Mushroom hunting was once an important source of sustenance in many regions of Italy, from the Veneto to Tuscany to Umbria to Liguria. Many Italians today still forage wild mushrooms, with local communities in each region working to keep this tradition alive, sharing recipes for preserving the mushrooms and establishing rules for their picking. Our September cycling and walking tours in Italy allow us ample opportunity to feast upon and cook with the decadent porcini mushrooms.
Sunset in Tuscany on our September tour
My first attempt at purchasing them at a market here in Italy left me very disappointed. Here in Italy, at a market, you point, and the vendor selects the product for you. A good system hygienically, but unscrupulous vendors can stick you with lousy product if you are not watchful. That happened with my first purchase of porcini – when I cut into the stems, they were spongy and yellow and riddled with holes. Porcini attract worms, and these teeny holes are from the worms burrowing in. This is fine if the mushrooms are dried – the worms crawl out – but not ideal for eating fresh. I threw them out.
A few days later, porcini were at my local vegetable market, where I shop regularly and they are always very careful to select good products for everyone. They selected 4 porcini for me, and carefully checked each one for quality and worm holes by cutting a small slit in the bottom of each stem. They were perfect, pale and firm and beautiful.

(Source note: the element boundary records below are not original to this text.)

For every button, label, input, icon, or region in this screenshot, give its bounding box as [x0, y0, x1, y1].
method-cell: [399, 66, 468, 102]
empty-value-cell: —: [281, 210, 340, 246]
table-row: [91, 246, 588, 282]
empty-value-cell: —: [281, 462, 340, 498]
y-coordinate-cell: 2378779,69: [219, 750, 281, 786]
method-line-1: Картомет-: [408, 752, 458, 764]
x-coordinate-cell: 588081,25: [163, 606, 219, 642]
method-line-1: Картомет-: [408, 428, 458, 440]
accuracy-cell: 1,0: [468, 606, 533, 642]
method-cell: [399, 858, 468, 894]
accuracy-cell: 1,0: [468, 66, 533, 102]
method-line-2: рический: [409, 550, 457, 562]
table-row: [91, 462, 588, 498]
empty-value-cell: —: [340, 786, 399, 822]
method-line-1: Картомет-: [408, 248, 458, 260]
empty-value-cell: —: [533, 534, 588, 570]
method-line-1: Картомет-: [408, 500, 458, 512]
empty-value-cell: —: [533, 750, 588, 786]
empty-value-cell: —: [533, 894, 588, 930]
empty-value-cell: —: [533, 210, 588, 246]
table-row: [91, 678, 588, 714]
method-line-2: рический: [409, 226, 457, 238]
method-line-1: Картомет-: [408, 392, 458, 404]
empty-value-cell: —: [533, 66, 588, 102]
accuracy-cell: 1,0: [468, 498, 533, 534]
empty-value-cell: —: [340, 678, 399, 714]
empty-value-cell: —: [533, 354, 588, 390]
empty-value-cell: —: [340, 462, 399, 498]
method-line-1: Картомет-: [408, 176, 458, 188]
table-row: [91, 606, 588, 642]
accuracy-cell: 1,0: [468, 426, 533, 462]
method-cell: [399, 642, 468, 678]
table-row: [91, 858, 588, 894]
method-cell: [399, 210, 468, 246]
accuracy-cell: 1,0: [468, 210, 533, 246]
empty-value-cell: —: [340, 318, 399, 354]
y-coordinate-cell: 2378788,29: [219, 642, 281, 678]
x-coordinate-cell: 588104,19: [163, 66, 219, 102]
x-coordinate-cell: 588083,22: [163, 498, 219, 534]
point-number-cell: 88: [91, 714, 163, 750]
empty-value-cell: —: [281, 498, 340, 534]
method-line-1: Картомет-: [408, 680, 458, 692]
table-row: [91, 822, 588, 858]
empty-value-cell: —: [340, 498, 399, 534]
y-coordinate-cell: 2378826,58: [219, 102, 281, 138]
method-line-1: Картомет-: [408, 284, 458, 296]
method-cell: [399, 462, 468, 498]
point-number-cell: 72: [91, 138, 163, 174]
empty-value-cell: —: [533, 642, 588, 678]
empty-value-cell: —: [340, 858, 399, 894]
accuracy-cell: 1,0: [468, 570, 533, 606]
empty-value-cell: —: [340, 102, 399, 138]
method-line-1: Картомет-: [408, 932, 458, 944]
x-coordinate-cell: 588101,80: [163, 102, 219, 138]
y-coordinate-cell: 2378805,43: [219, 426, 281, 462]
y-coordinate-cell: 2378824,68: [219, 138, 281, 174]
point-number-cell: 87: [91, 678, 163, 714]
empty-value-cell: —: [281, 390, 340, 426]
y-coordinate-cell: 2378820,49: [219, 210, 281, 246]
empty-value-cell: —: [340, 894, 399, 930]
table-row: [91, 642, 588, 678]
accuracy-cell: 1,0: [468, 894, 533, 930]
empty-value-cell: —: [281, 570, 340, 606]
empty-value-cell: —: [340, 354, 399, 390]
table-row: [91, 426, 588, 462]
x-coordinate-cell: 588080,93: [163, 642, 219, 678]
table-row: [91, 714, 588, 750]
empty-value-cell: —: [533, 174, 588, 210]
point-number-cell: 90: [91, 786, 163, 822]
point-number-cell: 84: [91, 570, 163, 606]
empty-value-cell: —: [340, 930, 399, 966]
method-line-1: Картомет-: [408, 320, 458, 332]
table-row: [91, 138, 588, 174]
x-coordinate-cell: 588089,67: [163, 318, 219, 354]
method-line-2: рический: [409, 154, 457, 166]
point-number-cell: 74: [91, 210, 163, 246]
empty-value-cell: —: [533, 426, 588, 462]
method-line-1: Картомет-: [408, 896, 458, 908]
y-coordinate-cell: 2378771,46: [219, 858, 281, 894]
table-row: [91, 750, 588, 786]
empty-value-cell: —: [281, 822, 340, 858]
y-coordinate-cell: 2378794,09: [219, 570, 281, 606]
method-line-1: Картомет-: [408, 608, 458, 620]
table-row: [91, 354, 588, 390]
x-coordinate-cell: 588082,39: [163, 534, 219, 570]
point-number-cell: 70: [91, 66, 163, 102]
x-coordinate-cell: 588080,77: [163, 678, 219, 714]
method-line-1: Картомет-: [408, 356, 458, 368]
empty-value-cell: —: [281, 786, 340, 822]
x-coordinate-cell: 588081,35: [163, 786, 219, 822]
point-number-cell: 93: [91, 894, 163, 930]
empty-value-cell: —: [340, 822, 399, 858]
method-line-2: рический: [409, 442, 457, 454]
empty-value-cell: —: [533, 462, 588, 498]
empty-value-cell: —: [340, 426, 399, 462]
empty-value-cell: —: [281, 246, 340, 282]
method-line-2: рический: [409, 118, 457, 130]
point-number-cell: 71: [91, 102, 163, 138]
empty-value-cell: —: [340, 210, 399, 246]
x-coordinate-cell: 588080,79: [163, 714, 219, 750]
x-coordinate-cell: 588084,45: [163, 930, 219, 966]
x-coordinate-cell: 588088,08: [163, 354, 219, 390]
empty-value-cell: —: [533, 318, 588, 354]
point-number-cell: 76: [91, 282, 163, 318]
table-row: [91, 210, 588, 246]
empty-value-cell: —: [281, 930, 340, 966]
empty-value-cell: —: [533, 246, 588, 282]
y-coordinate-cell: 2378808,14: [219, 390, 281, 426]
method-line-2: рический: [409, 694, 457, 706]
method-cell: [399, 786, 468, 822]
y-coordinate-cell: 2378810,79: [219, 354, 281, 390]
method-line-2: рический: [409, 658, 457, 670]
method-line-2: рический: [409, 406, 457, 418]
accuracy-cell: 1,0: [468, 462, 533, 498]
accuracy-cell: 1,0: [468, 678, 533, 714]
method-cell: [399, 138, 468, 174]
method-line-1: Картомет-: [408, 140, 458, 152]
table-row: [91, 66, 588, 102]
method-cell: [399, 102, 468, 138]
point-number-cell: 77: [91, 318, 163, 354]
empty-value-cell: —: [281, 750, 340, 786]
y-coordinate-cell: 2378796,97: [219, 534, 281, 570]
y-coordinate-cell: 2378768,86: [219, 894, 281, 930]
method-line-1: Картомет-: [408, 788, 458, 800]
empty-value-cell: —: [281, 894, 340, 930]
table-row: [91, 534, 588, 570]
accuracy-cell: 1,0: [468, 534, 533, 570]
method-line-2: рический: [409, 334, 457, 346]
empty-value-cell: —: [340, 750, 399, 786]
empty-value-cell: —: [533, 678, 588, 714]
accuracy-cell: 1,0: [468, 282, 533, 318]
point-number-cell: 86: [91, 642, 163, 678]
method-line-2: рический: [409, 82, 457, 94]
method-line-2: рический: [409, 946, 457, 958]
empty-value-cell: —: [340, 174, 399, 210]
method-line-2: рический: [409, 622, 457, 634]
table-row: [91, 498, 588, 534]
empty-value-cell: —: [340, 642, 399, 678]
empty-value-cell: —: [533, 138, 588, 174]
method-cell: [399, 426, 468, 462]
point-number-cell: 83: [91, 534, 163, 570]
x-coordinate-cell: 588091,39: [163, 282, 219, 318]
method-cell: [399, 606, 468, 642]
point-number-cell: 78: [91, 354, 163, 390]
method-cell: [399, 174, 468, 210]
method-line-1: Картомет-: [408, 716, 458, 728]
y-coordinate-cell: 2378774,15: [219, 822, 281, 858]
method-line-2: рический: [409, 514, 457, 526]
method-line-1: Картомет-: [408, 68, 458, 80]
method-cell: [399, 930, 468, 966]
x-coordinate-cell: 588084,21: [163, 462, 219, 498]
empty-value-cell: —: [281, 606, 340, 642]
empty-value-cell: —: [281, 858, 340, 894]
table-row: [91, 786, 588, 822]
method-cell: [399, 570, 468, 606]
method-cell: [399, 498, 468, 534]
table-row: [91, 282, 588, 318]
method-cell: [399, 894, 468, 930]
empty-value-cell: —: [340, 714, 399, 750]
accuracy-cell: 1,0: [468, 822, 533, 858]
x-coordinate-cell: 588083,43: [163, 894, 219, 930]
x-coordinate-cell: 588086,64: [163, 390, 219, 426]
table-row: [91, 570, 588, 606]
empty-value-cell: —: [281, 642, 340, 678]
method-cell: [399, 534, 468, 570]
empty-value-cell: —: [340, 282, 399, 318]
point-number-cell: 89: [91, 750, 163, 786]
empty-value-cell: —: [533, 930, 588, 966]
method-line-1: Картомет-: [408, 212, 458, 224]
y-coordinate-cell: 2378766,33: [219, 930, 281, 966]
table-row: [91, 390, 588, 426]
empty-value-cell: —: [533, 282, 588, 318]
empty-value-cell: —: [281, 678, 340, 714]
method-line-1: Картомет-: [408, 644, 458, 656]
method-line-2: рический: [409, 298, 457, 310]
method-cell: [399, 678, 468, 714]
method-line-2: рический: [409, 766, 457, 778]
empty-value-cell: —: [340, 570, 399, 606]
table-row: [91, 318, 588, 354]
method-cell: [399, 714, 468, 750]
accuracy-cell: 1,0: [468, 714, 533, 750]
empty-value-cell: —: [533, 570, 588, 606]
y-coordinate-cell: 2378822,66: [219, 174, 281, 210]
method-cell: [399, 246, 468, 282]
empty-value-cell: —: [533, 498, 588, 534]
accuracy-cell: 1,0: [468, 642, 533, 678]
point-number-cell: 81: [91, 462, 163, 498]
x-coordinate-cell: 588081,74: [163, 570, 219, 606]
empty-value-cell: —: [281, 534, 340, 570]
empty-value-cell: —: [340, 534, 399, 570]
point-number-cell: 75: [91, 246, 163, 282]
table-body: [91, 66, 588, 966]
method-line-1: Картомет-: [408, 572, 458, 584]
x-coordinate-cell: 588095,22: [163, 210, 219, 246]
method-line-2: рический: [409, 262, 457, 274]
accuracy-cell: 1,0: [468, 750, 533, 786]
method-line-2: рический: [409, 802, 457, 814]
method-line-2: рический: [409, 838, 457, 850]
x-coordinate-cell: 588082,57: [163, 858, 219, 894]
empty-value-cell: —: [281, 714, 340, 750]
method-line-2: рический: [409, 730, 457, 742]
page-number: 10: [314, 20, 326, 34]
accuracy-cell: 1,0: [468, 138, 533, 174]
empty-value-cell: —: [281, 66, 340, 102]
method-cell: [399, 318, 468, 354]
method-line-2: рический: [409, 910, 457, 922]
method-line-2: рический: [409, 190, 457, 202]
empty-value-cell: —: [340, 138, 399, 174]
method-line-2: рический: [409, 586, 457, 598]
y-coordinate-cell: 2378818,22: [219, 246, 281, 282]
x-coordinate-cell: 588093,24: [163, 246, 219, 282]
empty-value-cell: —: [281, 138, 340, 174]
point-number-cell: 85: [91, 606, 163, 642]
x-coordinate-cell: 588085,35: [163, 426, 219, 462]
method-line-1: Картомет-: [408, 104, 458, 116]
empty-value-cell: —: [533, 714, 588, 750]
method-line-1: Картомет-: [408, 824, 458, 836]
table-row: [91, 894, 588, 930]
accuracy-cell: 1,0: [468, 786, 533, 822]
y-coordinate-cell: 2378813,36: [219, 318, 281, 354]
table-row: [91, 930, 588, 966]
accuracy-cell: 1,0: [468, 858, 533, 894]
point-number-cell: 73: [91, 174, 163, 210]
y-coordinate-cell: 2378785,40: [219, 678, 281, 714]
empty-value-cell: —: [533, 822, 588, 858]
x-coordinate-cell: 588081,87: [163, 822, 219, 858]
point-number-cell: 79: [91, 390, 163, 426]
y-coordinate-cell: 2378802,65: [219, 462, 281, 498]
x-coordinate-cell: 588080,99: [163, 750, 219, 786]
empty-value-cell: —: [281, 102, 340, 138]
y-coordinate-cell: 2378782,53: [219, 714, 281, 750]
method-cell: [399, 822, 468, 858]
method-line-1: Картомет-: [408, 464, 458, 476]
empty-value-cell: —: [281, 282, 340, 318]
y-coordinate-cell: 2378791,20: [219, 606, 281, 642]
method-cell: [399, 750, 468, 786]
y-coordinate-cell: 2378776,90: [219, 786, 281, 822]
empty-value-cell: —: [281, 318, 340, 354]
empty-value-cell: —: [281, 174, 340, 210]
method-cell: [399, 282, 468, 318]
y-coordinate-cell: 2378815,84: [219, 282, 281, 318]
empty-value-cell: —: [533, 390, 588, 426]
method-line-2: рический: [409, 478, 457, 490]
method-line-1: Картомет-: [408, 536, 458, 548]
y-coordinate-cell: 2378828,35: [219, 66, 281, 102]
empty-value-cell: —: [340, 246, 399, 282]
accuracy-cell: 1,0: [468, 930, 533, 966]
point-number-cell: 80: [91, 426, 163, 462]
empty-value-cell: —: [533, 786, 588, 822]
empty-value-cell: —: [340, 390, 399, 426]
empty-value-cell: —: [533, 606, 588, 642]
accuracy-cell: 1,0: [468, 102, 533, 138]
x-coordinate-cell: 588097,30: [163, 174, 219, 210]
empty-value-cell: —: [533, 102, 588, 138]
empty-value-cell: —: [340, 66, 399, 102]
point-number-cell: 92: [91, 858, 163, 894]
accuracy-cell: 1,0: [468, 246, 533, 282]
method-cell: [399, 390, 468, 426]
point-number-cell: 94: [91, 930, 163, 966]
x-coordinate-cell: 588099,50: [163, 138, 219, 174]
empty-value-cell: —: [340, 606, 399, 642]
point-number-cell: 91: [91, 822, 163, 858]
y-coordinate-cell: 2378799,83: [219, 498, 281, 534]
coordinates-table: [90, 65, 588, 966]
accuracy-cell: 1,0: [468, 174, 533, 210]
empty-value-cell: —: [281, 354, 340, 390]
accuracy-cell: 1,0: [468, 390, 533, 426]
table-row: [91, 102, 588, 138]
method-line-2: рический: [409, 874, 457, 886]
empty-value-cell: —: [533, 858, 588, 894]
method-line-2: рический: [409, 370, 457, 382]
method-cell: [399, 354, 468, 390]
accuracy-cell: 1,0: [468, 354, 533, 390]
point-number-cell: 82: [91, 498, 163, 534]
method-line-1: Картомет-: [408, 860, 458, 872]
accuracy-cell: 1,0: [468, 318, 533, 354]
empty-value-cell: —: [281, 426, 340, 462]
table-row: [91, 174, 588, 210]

Porcini mushrooms for our cooking class
Fresh porcini can be stored in a paper bag in your refrigerator for a few days prior to using. The bottom of the stems will be quite dirty, using a small knife cut off the dirty exterior. Do not wash under running water, this will make them mushy, but you can try and clean them as much as possible using a damp paper towel.
The following recipe is a classic, on the menu at many a trattoria in Tuscany in September. A few ingredients, perfect porcini mushrooms, cheese, and a wonderful local olive oil is all you need – a prime example of Italian cuisine, a few pristine ingredients, simply prepared.
Insalata di Porcini Crudo – Raw Porcini Mushroom Salad
4 fresh porcini mushrooms, cleaned and stems inspected for worms
4 ounces Parmigiano Reggiano cheese, thinly sliced with a vegetable peeler
Kosher salt and freshly ground pepper
Extra virgin olive oil
Thinly slice the porcini mushrooms, keeping caps and stems attached. Place in a bowl. Season with salt and pepper and drizzle with some olive oil. Carefully toss to combine, keeping mushroom slices intact.
Divide mushrooms between 4 plates. Top with the slices of cheese. Drizzle with more olive oil and serve.
I would suggest an olive oil on the mild, fruitier side, like the Leccino varietal from Pruneti. It still has a bit of pepper in the finish, but won’t overwhelm the flavors of the Porcini.
Enjoy with a glass of Vernaccia di San Gimignano, one of the few DOCG white wines from Tuscany.